Desde mi experiencia docente en introducción al derecho y filosofía del derecho, incentivo el debate sobre la legitimidad y los límites del activismo en la academia. ¿Deben los activistas convertirse en académicos? ¿Debe el docente perder su neutralidad para proponer acciones políticas directas? Son preguntas abiertas. Lo que sí parece claro es que formar profesionales del futuro, desde una perspectiva de activismo y cultura de la cancelación, puede llevarnos a sociedades menos capaces de procesar la complejidad, el matiz y la contradicción. Tal vez arrojar pintura sobre un cuadro sea lo menos grave: lo verdaderamente preocupante es que la politización extrema y la lógica del activismo sin profundidad intelectual sustituyan el debate y la construcción responsable del sentido histórico, como ya ocurre en Colombia y otros países.
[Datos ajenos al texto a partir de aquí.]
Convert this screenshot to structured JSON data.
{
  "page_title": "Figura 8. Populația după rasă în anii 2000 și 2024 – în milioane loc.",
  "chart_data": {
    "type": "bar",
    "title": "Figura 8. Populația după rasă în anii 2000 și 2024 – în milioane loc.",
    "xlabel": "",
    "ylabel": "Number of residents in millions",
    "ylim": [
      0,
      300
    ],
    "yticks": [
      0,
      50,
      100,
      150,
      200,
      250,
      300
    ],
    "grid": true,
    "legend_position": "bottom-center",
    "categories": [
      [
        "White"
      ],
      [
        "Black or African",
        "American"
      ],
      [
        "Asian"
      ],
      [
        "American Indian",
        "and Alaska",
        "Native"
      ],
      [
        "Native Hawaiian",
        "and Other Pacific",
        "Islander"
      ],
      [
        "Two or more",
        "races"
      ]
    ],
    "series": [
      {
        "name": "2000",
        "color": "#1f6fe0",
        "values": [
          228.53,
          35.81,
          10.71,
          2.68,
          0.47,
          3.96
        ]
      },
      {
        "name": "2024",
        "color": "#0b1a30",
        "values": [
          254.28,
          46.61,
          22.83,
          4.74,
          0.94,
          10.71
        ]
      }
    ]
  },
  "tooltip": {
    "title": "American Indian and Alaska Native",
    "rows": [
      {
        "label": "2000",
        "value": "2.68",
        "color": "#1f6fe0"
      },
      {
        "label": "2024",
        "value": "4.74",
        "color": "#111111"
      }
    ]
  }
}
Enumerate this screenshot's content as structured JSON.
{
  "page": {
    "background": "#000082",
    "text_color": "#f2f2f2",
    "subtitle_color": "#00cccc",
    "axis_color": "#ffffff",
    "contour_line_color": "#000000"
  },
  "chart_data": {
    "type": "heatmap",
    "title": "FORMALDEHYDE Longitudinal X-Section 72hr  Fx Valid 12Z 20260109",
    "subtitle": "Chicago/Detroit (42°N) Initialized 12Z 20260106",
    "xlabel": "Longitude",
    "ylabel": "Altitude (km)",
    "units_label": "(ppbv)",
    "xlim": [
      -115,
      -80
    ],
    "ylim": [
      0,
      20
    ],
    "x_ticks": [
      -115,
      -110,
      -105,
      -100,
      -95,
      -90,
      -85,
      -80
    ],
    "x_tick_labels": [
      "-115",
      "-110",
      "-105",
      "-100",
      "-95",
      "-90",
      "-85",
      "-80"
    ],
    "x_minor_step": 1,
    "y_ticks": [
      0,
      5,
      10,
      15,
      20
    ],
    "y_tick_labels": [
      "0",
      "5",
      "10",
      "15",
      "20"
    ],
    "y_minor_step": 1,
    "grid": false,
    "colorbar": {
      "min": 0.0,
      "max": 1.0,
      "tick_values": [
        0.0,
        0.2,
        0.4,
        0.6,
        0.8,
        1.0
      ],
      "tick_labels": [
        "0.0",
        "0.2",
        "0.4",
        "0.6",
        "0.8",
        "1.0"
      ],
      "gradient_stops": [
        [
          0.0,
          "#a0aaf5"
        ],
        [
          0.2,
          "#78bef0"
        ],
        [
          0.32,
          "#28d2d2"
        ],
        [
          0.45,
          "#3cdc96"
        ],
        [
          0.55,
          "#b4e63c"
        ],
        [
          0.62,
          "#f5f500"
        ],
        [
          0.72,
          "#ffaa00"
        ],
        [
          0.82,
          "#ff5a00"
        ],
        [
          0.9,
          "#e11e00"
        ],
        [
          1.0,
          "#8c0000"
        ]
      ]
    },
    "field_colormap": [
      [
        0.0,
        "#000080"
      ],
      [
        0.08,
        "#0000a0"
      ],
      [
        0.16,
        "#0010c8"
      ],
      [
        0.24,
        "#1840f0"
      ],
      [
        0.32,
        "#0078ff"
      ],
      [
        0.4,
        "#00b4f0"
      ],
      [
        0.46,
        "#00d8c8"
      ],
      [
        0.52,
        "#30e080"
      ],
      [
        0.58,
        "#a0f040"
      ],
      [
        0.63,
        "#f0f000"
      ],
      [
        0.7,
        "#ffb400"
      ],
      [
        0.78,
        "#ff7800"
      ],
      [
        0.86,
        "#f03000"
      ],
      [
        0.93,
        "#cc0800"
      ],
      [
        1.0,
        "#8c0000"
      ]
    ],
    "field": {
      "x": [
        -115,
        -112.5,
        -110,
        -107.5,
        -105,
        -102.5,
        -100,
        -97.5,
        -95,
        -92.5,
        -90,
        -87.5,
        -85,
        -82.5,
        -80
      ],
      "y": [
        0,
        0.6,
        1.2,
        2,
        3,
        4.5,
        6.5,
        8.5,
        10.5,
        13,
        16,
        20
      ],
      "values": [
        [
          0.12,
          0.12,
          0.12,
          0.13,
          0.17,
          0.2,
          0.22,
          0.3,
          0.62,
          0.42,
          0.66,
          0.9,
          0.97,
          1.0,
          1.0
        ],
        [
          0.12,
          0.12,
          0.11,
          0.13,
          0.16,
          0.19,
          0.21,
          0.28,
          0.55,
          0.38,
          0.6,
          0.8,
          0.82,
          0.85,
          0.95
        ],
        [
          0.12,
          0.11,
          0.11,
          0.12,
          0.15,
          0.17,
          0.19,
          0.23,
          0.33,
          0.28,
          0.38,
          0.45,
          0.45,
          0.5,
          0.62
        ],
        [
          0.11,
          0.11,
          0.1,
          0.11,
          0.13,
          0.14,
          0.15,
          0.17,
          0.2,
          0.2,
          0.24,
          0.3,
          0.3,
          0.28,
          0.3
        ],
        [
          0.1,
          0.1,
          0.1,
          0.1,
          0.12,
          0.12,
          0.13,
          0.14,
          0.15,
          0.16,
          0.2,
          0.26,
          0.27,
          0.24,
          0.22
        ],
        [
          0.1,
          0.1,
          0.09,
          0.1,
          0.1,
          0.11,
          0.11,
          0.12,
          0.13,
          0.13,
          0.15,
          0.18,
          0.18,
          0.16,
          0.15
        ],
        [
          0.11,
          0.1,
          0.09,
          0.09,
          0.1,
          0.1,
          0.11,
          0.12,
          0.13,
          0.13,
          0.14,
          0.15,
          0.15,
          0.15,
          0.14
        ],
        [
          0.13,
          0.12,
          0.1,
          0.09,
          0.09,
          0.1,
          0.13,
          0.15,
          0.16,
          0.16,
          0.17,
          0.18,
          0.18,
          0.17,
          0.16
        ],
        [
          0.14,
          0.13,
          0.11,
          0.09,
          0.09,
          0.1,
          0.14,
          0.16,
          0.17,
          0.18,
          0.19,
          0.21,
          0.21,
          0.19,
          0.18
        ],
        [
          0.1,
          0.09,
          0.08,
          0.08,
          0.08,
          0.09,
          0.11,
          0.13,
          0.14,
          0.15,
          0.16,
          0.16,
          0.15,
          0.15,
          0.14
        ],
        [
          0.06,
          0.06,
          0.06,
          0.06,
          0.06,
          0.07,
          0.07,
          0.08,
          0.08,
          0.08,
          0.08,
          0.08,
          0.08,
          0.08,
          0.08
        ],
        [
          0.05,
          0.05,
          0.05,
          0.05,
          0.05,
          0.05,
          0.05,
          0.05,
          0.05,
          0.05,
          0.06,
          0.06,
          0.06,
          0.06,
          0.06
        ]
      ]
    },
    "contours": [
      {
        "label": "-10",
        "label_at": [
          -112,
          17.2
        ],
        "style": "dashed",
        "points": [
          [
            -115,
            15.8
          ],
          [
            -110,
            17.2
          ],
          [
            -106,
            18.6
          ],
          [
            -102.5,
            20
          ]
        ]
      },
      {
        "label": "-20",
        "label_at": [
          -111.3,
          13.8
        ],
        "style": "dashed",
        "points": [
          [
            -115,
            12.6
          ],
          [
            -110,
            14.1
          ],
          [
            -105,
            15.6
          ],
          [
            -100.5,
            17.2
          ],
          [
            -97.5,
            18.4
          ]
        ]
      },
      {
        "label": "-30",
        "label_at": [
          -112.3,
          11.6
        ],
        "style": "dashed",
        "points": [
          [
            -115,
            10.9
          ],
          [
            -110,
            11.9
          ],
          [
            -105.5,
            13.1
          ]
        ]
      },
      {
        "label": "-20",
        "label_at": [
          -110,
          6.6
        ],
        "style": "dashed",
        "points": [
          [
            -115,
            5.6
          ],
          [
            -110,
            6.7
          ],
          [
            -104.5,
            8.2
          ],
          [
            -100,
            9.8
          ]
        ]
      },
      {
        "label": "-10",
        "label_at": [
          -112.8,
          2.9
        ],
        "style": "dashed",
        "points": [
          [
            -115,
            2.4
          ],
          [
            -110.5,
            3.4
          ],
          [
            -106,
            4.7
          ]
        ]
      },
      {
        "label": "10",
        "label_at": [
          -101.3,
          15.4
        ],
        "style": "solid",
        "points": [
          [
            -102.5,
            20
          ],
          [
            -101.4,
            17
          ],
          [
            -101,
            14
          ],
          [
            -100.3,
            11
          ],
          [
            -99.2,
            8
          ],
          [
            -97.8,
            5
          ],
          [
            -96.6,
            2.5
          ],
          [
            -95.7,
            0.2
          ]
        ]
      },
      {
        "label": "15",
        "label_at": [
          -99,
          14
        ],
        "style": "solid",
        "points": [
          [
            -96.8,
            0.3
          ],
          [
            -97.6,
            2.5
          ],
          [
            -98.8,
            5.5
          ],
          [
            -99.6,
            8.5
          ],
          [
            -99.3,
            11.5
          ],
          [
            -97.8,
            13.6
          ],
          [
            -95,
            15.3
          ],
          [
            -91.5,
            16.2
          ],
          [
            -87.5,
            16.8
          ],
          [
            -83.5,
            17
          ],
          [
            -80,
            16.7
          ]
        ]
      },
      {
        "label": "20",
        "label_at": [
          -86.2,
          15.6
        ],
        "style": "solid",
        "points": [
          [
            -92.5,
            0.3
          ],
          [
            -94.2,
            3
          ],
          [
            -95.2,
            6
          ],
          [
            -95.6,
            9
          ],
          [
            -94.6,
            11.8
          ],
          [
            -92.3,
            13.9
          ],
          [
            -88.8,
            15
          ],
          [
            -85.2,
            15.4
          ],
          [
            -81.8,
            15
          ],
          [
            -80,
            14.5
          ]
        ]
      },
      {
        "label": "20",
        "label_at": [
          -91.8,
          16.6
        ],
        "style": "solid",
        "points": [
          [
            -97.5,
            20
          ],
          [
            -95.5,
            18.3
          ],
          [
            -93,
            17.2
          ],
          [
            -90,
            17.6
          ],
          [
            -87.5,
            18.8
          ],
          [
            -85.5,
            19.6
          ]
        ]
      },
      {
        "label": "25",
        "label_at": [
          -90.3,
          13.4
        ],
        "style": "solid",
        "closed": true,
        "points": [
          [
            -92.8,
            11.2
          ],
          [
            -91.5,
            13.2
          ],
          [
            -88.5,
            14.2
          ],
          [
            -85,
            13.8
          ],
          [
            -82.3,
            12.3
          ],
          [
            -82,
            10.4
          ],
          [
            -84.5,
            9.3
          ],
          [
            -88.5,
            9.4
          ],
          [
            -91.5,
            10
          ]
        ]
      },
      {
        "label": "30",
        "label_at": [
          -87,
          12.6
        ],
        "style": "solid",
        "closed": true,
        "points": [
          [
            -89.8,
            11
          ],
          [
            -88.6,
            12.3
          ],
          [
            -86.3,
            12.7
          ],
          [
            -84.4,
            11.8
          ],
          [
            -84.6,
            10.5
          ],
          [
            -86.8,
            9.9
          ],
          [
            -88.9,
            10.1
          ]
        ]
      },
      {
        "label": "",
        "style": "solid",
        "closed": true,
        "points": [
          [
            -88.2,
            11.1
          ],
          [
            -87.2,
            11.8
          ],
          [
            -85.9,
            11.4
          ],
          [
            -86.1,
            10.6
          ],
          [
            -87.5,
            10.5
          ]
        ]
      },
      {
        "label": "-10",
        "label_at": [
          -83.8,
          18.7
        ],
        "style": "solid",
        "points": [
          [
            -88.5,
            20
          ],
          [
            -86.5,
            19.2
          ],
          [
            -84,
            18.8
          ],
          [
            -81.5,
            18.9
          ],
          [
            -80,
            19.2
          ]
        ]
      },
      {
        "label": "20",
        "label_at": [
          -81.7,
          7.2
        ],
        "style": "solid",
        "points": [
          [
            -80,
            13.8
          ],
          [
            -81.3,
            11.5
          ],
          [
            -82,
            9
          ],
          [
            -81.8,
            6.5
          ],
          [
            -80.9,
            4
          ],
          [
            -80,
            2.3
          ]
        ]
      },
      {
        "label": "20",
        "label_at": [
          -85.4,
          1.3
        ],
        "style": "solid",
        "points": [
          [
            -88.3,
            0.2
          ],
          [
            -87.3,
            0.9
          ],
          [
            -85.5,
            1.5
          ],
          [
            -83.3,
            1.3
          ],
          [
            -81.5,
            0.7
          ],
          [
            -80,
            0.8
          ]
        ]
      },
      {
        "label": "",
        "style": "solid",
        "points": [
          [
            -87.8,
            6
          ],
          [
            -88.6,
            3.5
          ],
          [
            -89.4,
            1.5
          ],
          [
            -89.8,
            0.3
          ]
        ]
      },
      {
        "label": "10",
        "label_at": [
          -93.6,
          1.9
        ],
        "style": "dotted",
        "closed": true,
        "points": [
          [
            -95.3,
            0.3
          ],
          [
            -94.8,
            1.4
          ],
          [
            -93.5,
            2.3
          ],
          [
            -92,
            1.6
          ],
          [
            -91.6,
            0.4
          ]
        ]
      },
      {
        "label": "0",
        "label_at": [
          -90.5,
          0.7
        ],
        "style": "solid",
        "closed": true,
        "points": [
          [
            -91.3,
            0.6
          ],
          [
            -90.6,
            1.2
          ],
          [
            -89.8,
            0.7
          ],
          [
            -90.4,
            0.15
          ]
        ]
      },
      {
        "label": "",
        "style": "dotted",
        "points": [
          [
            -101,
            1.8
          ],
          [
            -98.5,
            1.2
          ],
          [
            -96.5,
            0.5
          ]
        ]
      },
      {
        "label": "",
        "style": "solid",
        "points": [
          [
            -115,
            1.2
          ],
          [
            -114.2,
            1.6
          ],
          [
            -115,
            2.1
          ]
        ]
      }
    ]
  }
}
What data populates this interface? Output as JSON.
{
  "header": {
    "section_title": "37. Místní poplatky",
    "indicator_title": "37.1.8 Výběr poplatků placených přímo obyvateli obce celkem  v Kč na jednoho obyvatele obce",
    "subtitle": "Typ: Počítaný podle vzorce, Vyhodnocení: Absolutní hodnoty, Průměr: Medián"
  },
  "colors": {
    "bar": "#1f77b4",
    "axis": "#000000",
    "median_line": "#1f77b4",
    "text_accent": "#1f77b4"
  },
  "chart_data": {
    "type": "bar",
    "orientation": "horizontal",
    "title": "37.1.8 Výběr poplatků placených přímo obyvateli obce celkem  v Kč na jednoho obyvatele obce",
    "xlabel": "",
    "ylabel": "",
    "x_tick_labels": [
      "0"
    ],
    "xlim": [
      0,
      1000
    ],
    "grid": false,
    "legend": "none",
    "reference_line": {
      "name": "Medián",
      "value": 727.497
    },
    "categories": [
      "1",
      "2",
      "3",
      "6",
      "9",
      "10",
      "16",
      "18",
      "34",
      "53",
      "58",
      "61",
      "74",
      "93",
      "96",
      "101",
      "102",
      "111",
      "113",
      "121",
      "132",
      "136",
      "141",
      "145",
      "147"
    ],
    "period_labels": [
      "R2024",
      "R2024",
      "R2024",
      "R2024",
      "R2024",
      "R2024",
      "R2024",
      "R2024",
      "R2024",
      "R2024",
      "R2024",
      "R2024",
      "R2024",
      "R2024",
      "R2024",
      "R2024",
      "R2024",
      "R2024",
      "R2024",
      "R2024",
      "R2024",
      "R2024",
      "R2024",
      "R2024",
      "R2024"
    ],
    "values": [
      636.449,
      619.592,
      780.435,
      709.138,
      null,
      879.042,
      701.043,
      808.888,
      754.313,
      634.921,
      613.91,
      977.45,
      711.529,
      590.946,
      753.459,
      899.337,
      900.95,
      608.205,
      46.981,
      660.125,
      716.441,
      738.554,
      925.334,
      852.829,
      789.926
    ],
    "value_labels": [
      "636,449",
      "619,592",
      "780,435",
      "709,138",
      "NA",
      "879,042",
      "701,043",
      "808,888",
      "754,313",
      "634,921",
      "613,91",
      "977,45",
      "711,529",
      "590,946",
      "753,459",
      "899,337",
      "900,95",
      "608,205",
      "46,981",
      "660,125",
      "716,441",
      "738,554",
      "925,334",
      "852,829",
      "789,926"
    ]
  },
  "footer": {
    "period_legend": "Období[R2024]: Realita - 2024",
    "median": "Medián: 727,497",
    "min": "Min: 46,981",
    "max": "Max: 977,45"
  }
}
El arte merece respeto, el debate necesita matices y la historia exige comprensión crítica. Cancelar, desde la acción o el aula, es abdicar de la posibilidad de una sociedad plural y democrática. Como recuerda Javier Cercas en *El impostor* citando a William Faulkner, “el pasado no pasa nunca, es solo una parte del presente”. Olvidar esta verdad —o intentar borrarla por la fuerza— no nos libera del peso de la memoria, solo nos condena a repetir errores y a vivir en un presente incapacitado para comprender su propio origen. Por eso, el verdadero reto no es cancelar el pasado, sino integrarlo, debatirlo y aprender de él para construir horizontes éticos y democráticos más sólidos.